SOS for Florida’s wetlands: Time is running out for government action
Will Florida’s wetland regulations return the Clean Water Act Section 404 permitting program back to the federal government due to the state’s lack of resources, familiarity, or political will to adequately tackle the more than 5,000 permit applications?
“There have been editorials written urging Gov. Ron DeSantis to rescue Florida’s wetlands by returning the Clean Water Act section 404 permitting program to the federal government.
They cite the state’s lack of resources, familiarity, or political will to adequately tackle the more than 5,000 permit applications to destroy, alter or impact wetlands they have received. We agree and urge state and federal leadership to immediately begin the process of returning the program to the Army Corps of Engineers.
The state of Florida is close to deciding on immense and disastrous development projects that will forever change southwest Florida and the fates of our endangered species, wetland flow-ways, drinking water resources, and cherished public lands. Having access to all of our foundational federal laws — which Florida’s program circumnavigates – is absolutely essential at this very moment.
Of the over 5,000 projects received by the Florida Department of Environmental Protection, our region is disproportionately burdened by the state’s flawed wetland permitting program. About one-fifth of the proposed roads, mines, and developments are in southwest Florida. About 580 of the projects are within Collier County alone, where the last remaining core habitat for the endangered Florida panther hangs in the balance.
When vying to take over wetland permitting, Florida only estimated 130 applications a year in southwest Florida; the real-world figures show the state vastly underestimated the number and complexity of the permitting they would be responsible for when awarded the federal program.
Keep in mind these transferred or new applications are the total received by Department of Environmental Protection only within the last year and a half. If Florida’s program continues to languish without intervention, the state may continue to allow some developers to move forward without adequate mitigation for wetland impacts (and some will get a free pass to avoid the regulatory process completely), as Florida continues to use a less-protective standard for identifying federal wetlands.
Absent from the state program are essential federal protections and processes like the Endangered Species Act and National Environmental Policy Act, at a time when just six proposed projects in Lee and Collier counties would destroy over 8,000 acres of essential habitat necessary for the continued survival of the Florida panther. These projects would also impact nearly 1,000 acres of irreplaceable wetlands that are critical for water quality, flood control, and habitat for wildlife.
The Rural Lands West project never received the green light with the Army Corps of Engineers, despite permitting attempts over the last decade. This project, and its companion called Bellmar, will form a new massive development over six miles long and two miles wide. These eastern Collier County developments are within a flow-way and panther corridor, and next door to the Florida Panther National Wildlife Refuge (the most densely-inhabited lands for the endangered Florida panther).

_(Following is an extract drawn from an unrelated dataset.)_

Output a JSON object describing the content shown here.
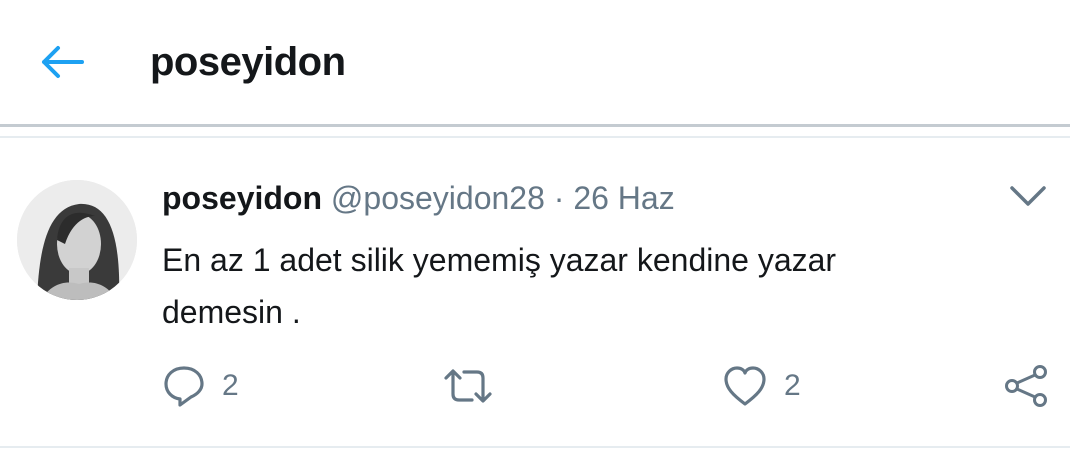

More than 19,000 new residents would add massive traffic flows onto roadways that are already deadly for the panther. Just a few miles away, located at hotspot for Florida panther roadkill, Immokalee Road Rural Village is also under review by the Department of Environmental Protection.
When several projects were previously applying with the federal Army Corps of Engineers, that agency determined a rigorous study of impacts to wetlands, drinking water, listed species, and public safety was necessary before moving forward. Now that the projects are being decided by the Department of Environmental Protection, the federal National Environmental Policy Act reviews are no longer required.
Based on our understanding of these projects, they would add about 65,400 residents to rural and sensitive lands. That’s the equivalent of two villages of Estero or three cities of Naples in the heart of our drinking water recharge areas, our wetland floodplains, and our biodiversity hotspots.
The distress call has been rung about Florida’s wetland permitting program. It is time for action to protect our critical watersheds and save our swamps.”